Purtroppo se anche arrivassimo tra un anno saremmo già molto in ritardo: la sfida ambientale non può aspettare. Purtroppo anche il Covid ha dato una mazzata al Green new deal. Il Green new deal secondo me è un progetto in cui l’UE potrebbe affermare la propria leadership a livello globale. Noi, uniti, possiamo fare da guida e mirare a emissioni zero entro il 2050, dando il buon esempio ai Paesi in via di sviluppo e agli USA che si sono tirati indietro dagli accordi di Parigi. Possiamo farci promotori di un diritto internazionale per l’ambiente attraverso la diplomazia. Questo, oltre a salvarci la vita e garantirci un futuro come specie, potrebbe essere un volano per lo sviluppo delle nuove tecnologie e dell’economia.
Spesso il cittadino italiano lamenta un trattamento diverso dell’Italia da parte dei Paesi europei più forti, in senso negativo, sentendosi penalizzato o addirittura “bullizzato”. È così? È solo vittimismo?
È vittimismo, per la maggior parte infondato, ma non è colpa del cittadino. È stato un processo diseducativo portato avanti negli ultimi vent’anni da persone di cui si possono fare nomi e cognomi.. e partirei da quello di Silvio Berlusconi, Bossi, Salvini, Meloni ma non solo. La colpa è di classi politiche incompetenti che non sono riuscite a usare le risorse europee in maniera efficace, il che è una realtà soprattutto nel mio sud Italia.
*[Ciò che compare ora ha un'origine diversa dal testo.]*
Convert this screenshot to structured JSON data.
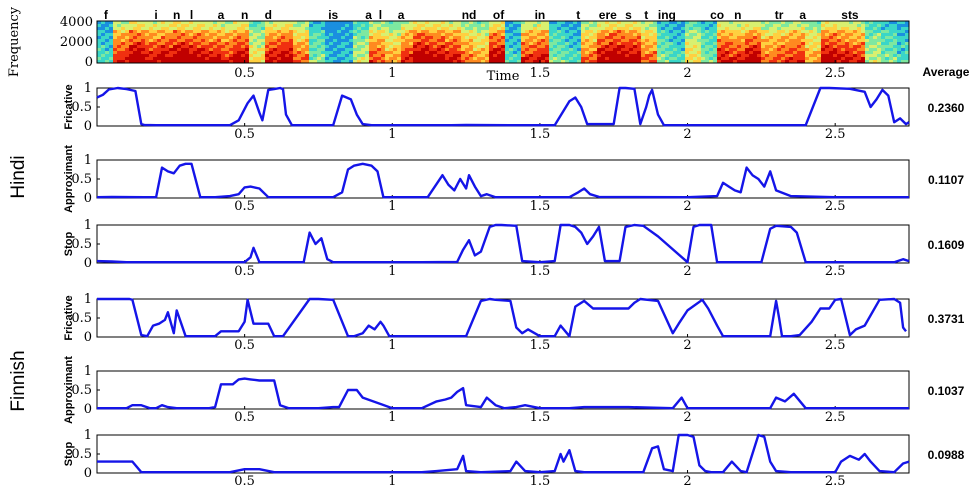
{
  "colors": {
    "series_line": "#1515e8",
    "axis": "#000000",
    "spectrogram_scale": [
      "#1a8fe0",
      "#3ad6c8",
      "#7ee8a0",
      "#d8f070",
      "#ffd040",
      "#ff8a20",
      "#f03010",
      "#c00000"
    ]
  },
  "spectrogram": {
    "ylabel": "Frequency",
    "xlabel": "Time",
    "yticks": [
      "4000",
      "2000",
      "0"
    ],
    "xticks": [
      "0.5",
      "1",
      "1.5",
      "2",
      "2.5"
    ],
    "phones": [
      {
        "t": 0.03,
        "text": "f"
      },
      {
        "t": 0.2,
        "text": "i"
      },
      {
        "t": 0.27,
        "text": "n"
      },
      {
        "t": 0.32,
        "text": "l"
      },
      {
        "t": 0.42,
        "text": "a"
      },
      {
        "t": 0.5,
        "text": "n"
      },
      {
        "t": 0.58,
        "text": "d"
      },
      {
        "t": 0.8,
        "text": "is"
      },
      {
        "t": 0.92,
        "text": "a"
      },
      {
        "t": 0.96,
        "text": "l"
      },
      {
        "t": 1.03,
        "text": "a"
      },
      {
        "t": 1.26,
        "text": "nd"
      },
      {
        "t": 1.36,
        "text": "of"
      },
      {
        "t": 1.5,
        "text": "in"
      },
      {
        "t": 1.63,
        "text": "t"
      },
      {
        "t": 1.73,
        "text": "ere"
      },
      {
        "t": 1.8,
        "text": "s"
      },
      {
        "t": 1.86,
        "text": "t"
      },
      {
        "t": 1.93,
        "text": "ing"
      },
      {
        "t": 2.1,
        "text": "co"
      },
      {
        "t": 2.17,
        "text": "n"
      },
      {
        "t": 2.31,
        "text": "tr"
      },
      {
        "t": 2.39,
        "text": "a"
      },
      {
        "t": 2.55,
        "text": "sts"
      }
    ]
  },
  "average_heading": "Average",
  "groups": [
    {
      "label": "Hindi",
      "panels": [
        0,
        1,
        2
      ]
    },
    {
      "label": "Finnish",
      "panels": [
        3,
        4,
        5
      ]
    }
  ],
  "chart_data": {
    "type": "line",
    "x_range": [
      0,
      2.75
    ],
    "xlim": [
      0,
      2.75
    ],
    "ylim": [
      0,
      1
    ],
    "xticks": [
      "0.5",
      "1",
      "1.5",
      "2",
      "2.5"
    ],
    "yticks": [
      "0",
      "0.5",
      "1"
    ],
    "panels": [
      {
        "group": "Hindi",
        "ylabel": "Fricative",
        "average": "0.2360",
        "x": [
          0,
          0.02,
          0.04,
          0.07,
          0.1,
          0.13,
          0.15,
          0.16,
          0.2,
          0.25,
          0.4,
          0.45,
          0.48,
          0.51,
          0.53,
          0.55,
          0.56,
          0.58,
          0.6,
          0.62,
          0.63,
          0.64,
          0.66,
          0.8,
          0.83,
          0.86,
          0.88,
          0.9,
          0.93,
          1.2,
          1.25,
          1.4,
          1.55,
          1.6,
          1.62,
          1.64,
          1.66,
          1.75,
          1.77,
          1.79,
          1.82,
          1.84,
          1.86,
          1.87,
          1.88,
          1.9,
          1.92,
          2.4,
          2.45,
          2.48,
          2.55,
          2.6,
          2.62,
          2.64,
          2.66,
          2.68,
          2.7,
          2.72,
          2.74,
          2.75
        ],
        "y": [
          0.75,
          0.82,
          0.96,
          1.0,
          0.97,
          0.92,
          0.05,
          0.03,
          0.02,
          0.02,
          0.02,
          0.02,
          0.15,
          0.6,
          0.8,
          0.35,
          0.15,
          0.95,
          0.97,
          1.0,
          0.97,
          0.3,
          0.02,
          0.02,
          0.8,
          0.7,
          0.3,
          0.05,
          0.02,
          0.02,
          0.03,
          0.02,
          0.02,
          0.65,
          0.75,
          0.5,
          0.05,
          0.05,
          1.0,
          1.0,
          0.98,
          0.05,
          0.5,
          0.8,
          0.95,
          0.3,
          0.02,
          0.02,
          1.0,
          1.0,
          0.98,
          0.9,
          0.5,
          0.7,
          0.95,
          0.8,
          0.1,
          0.2,
          0.05,
          0.1
        ]
      },
      {
        "group": "Hindi",
        "ylabel": "Approximant",
        "average": "0.1107",
        "x": [
          0,
          0.05,
          0.16,
          0.2,
          0.22,
          0.24,
          0.26,
          0.28,
          0.3,
          0.32,
          0.35,
          0.4,
          0.45,
          0.48,
          0.5,
          0.52,
          0.55,
          0.58,
          0.8,
          0.83,
          0.85,
          0.87,
          0.9,
          0.93,
          0.95,
          0.97,
          1.12,
          1.17,
          1.19,
          1.21,
          1.23,
          1.25,
          1.26,
          1.28,
          1.3,
          1.32,
          1.35,
          1.4,
          1.6,
          1.63,
          1.65,
          1.67,
          1.7,
          2.0,
          2.1,
          2.12,
          2.14,
          2.16,
          2.18,
          2.2,
          2.22,
          2.24,
          2.26,
          2.28,
          2.3,
          2.35,
          2.5,
          2.75
        ],
        "y": [
          0.02,
          0.03,
          0.02,
          0.02,
          0.8,
          0.7,
          0.65,
          0.85,
          0.9,
          0.9,
          0.02,
          0.02,
          0.05,
          0.1,
          0.28,
          0.3,
          0.25,
          0.02,
          0.02,
          0.15,
          0.75,
          0.85,
          0.9,
          0.85,
          0.7,
          0.02,
          0.02,
          0.6,
          0.35,
          0.2,
          0.5,
          0.25,
          0.6,
          0.3,
          0.05,
          0.1,
          0.02,
          0.02,
          0.02,
          0.15,
          0.25,
          0.1,
          0.03,
          0.02,
          0.05,
          0.4,
          0.3,
          0.2,
          0.15,
          0.8,
          0.6,
          0.5,
          0.3,
          0.7,
          0.2,
          0.05,
          0.02,
          0.02
        ]
      },
      {
        "group": "Hindi",
        "ylabel": "Stop",
        "average": "0.1609",
        "x": [
          0,
          0.05,
          0.1,
          0.5,
          0.52,
          0.53,
          0.55,
          0.7,
          0.72,
          0.74,
          0.76,
          0.78,
          0.8,
          1.1,
          1.22,
          1.24,
          1.26,
          1.28,
          1.3,
          1.33,
          1.35,
          1.37,
          1.42,
          1.44,
          1.5,
          1.55,
          1.57,
          1.6,
          1.62,
          1.64,
          1.66,
          1.68,
          1.7,
          1.72,
          1.77,
          1.79,
          1.82,
          1.85,
          1.9,
          2.0,
          2.02,
          2.04,
          2.08,
          2.1,
          2.25,
          2.28,
          2.3,
          2.35,
          2.37,
          2.4,
          2.7,
          2.73,
          2.75
        ],
        "y": [
          0.05,
          0.04,
          0.02,
          0.02,
          0.15,
          0.4,
          0.02,
          0.02,
          0.8,
          0.5,
          0.65,
          0.1,
          0.02,
          0.02,
          0.03,
          0.35,
          0.6,
          0.2,
          0.3,
          0.95,
          1.0,
          1.0,
          0.98,
          0.05,
          0.02,
          0.05,
          1.0,
          1.0,
          0.95,
          0.8,
          0.5,
          0.7,
          0.95,
          0.05,
          0.05,
          0.95,
          1.0,
          0.98,
          0.7,
          0.02,
          0.95,
          1.0,
          1.0,
          0.02,
          0.02,
          0.9,
          0.98,
          0.95,
          0.8,
          0.02,
          0.02,
          0.1,
          0.05
        ]
      },
      {
        "group": "Finnish",
        "ylabel": "Fricative",
        "average": "0.3731",
        "x": [
          0,
          0.1,
          0.11,
          0.12,
          0.15,
          0.17,
          0.19,
          0.21,
          0.23,
          0.24,
          0.26,
          0.27,
          0.3,
          0.35,
          0.4,
          0.42,
          0.48,
          0.5,
          0.51,
          0.53,
          0.58,
          0.6,
          0.62,
          0.63,
          0.72,
          0.75,
          0.8,
          0.85,
          0.87,
          0.9,
          0.92,
          0.94,
          0.96,
          0.97,
          0.99,
          1.15,
          1.2,
          1.25,
          1.3,
          1.33,
          1.35,
          1.4,
          1.42,
          1.44,
          1.46,
          1.5,
          1.55,
          1.57,
          1.6,
          1.62,
          1.65,
          1.68,
          1.72,
          1.8,
          1.82,
          1.84,
          1.9,
          1.95,
          1.97,
          2.0,
          2.05,
          2.07,
          2.1,
          2.12,
          2.15,
          2.18,
          2.2,
          2.25,
          2.28,
          2.3,
          2.31,
          2.32,
          2.35,
          2.38,
          2.42,
          2.45,
          2.48,
          2.5,
          2.52,
          2.55,
          2.57,
          2.6,
          2.65,
          2.7,
          2.72,
          2.73,
          2.74
        ],
        "y": [
          1.0,
          1.0,
          1.0,
          0.98,
          0.05,
          0.02,
          0.3,
          0.35,
          0.45,
          0.65,
          0.1,
          0.7,
          0.02,
          0.02,
          0.02,
          0.15,
          0.15,
          0.4,
          0.98,
          0.35,
          0.35,
          0.02,
          0.02,
          0.02,
          1.0,
          1.0,
          0.98,
          0.02,
          0.02,
          0.1,
          0.3,
          0.2,
          0.4,
          0.3,
          0.02,
          0.02,
          0.02,
          0.02,
          0.95,
          1.0,
          0.98,
          0.95,
          0.25,
          0.1,
          0.2,
          0.02,
          0.02,
          0.3,
          0.02,
          0.8,
          0.95,
          0.75,
          0.75,
          0.75,
          0.9,
          1.0,
          0.95,
          0.1,
          0.35,
          0.7,
          0.98,
          0.75,
          0.3,
          0.02,
          0.02,
          0.02,
          0.02,
          0.02,
          0.02,
          0.95,
          0.5,
          0.02,
          0.02,
          0.05,
          0.4,
          0.75,
          0.75,
          0.98,
          1.0,
          0.05,
          0.2,
          0.3,
          0.98,
          1.0,
          0.9,
          0.25,
          0.15
        ]
      },
      {
        "group": "Finnish",
        "ylabel": "Approximant",
        "average": "0.1037",
        "x": [
          0,
          0.1,
          0.12,
          0.15,
          0.18,
          0.2,
          0.22,
          0.24,
          0.27,
          0.3,
          0.35,
          0.38,
          0.4,
          0.42,
          0.43,
          0.46,
          0.48,
          0.5,
          0.52,
          0.55,
          0.6,
          0.62,
          0.65,
          0.7,
          0.75,
          0.8,
          0.82,
          0.85,
          0.88,
          0.9,
          1.0,
          1.1,
          1.15,
          1.18,
          1.2,
          1.22,
          1.24,
          1.25,
          1.3,
          1.32,
          1.35,
          1.38,
          1.42,
          1.45,
          1.5,
          1.6,
          1.65,
          1.8,
          1.95,
          1.98,
          2.0,
          2.15,
          2.2,
          2.28,
          2.3,
          2.33,
          2.36,
          2.4,
          2.75
        ],
        "y": [
          0.02,
          0.02,
          0.1,
          0.1,
          0.02,
          0.02,
          0.1,
          0.05,
          0.02,
          0.02,
          0.02,
          0.02,
          0.05,
          0.65,
          0.65,
          0.65,
          0.78,
          0.8,
          0.78,
          0.75,
          0.75,
          0.1,
          0.02,
          0.02,
          0.02,
          0.05,
          0.05,
          0.5,
          0.5,
          0.3,
          0.02,
          0.02,
          0.2,
          0.25,
          0.3,
          0.45,
          0.55,
          0.1,
          0.05,
          0.3,
          0.1,
          0.02,
          0.05,
          0.1,
          0.02,
          0.02,
          0.05,
          0.05,
          0.02,
          0.3,
          0.02,
          0.02,
          0.02,
          0.02,
          0.3,
          0.2,
          0.4,
          0.02,
          0.02
        ]
      },
      {
        "group": "Finnish",
        "ylabel": "Stop",
        "average": "0.0988",
        "x": [
          0,
          0.1,
          0.12,
          0.15,
          0.2,
          0.25,
          0.4,
          0.45,
          0.5,
          0.55,
          0.6,
          0.65,
          1.1,
          1.15,
          1.22,
          1.24,
          1.25,
          1.3,
          1.4,
          1.42,
          1.45,
          1.5,
          1.55,
          1.57,
          1.58,
          1.6,
          1.62,
          1.65,
          1.85,
          1.88,
          1.9,
          1.92,
          1.95,
          1.97,
          2.0,
          2.02,
          2.04,
          2.06,
          2.08,
          2.12,
          2.15,
          2.18,
          2.2,
          2.24,
          2.26,
          2.28,
          2.3,
          2.35,
          2.5,
          2.52,
          2.55,
          2.58,
          2.6,
          2.62,
          2.65,
          2.7,
          2.73,
          2.75
        ],
        "y": [
          0.3,
          0.3,
          0.3,
          0.02,
          0.02,
          0.02,
          0.02,
          0.02,
          0.1,
          0.1,
          0.02,
          0.02,
          0.02,
          0.05,
          0.1,
          0.45,
          0.05,
          0.02,
          0.05,
          0.3,
          0.05,
          0.02,
          0.05,
          0.5,
          0.3,
          0.6,
          0.05,
          0.02,
          0.02,
          0.65,
          0.7,
          0.1,
          0.05,
          1.0,
          1.0,
          0.95,
          0.2,
          0.05,
          0.02,
          0.02,
          0.3,
          0.05,
          0.02,
          1.0,
          0.95,
          0.3,
          0.05,
          0.02,
          0.02,
          0.3,
          0.45,
          0.35,
          0.5,
          0.3,
          0.05,
          0.02,
          0.25,
          0.3
        ]
      }
    ]
  }
}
L’UE è, giuridicamente, un ibrido tra un’organizzazione internazionale e uno Stato federale, quindi tutto rimane nelle mani degli Stati. Troppo spesso la classe politica nazionale ha utilizzato l’UE come parafulmine per le proprie colpe, e qui faccio l’esempio del MES. Noi dobbiamo porci come antidoto a questa situazione: non deve solo cambiare l’apparato istituzionale, ma anche il nostro modo di comunicare con i cittadini. Trasparenza prima di tutto.
Per questo è fondamentale che informazione e attivismo vadano di paripasso.
Concordo al 100%. Per questo noi siamo sempre aperti a farci conoscere e a dialogare. L’informazione è fondamentale per il sistema democratico, insieme alla volontà politica e al progetto. Le associazioni dovrebbero prendere una posizione sulle questioni di attualità, anche posizioni politiche, che, attenzione, è diverso da posizioni partitiche.
C’è una riforma che potremmo fare subito per rendere più funzionale il sistema europeo?
Senza andare a toccare le norme fondamentali, potremmo permettere ai singoli parlamentari di fare proposte di regolamenti. Potremmo creare partiti federali unendo i diversi partiti nazionali, e istituendo un segretario continentale e tanti segretari “locali”. Così avremmo un programma continentale unico, modulato sulle necessità dei singoli Stati, ma pur sempre unitario agli occhi di cittadini europei e Stati esteri. Si potrebbero istituire sindacati europei, unendo quelli esistenti e avviandosi verso uno statuto dei lavoratori europeo.
Di cosa andate particolarmente fieri, tra le cose che avete fatto voi di S.U.S.E.?
Andiamo fieri di aver creato, insieme, consapevolezza del futuro dell’Europa in tanti giovani, che in famiglia o al lavoro potrebbero influenzare positivamente altre persone. Andiamo poi fieri di aver portato per primi in LUISS l’allora vicepresidente del Parlamento europeo, David Sassoli oggi presidente, che secondo me rimarrà nella storia per ciò che sta facendo.
Quanti siete nell’associazione?
I soci sono circa una settantina. Non miriamo ad avere centinaia di membri, preferiamo avere membri attivi e interessati. Non abbiamo bisogno di legioni, di eserciti, perché non siamo un movimento di piazza, almeno per il momento. L’associazione è un cantiere di idee: sono quelle che devono abbondare.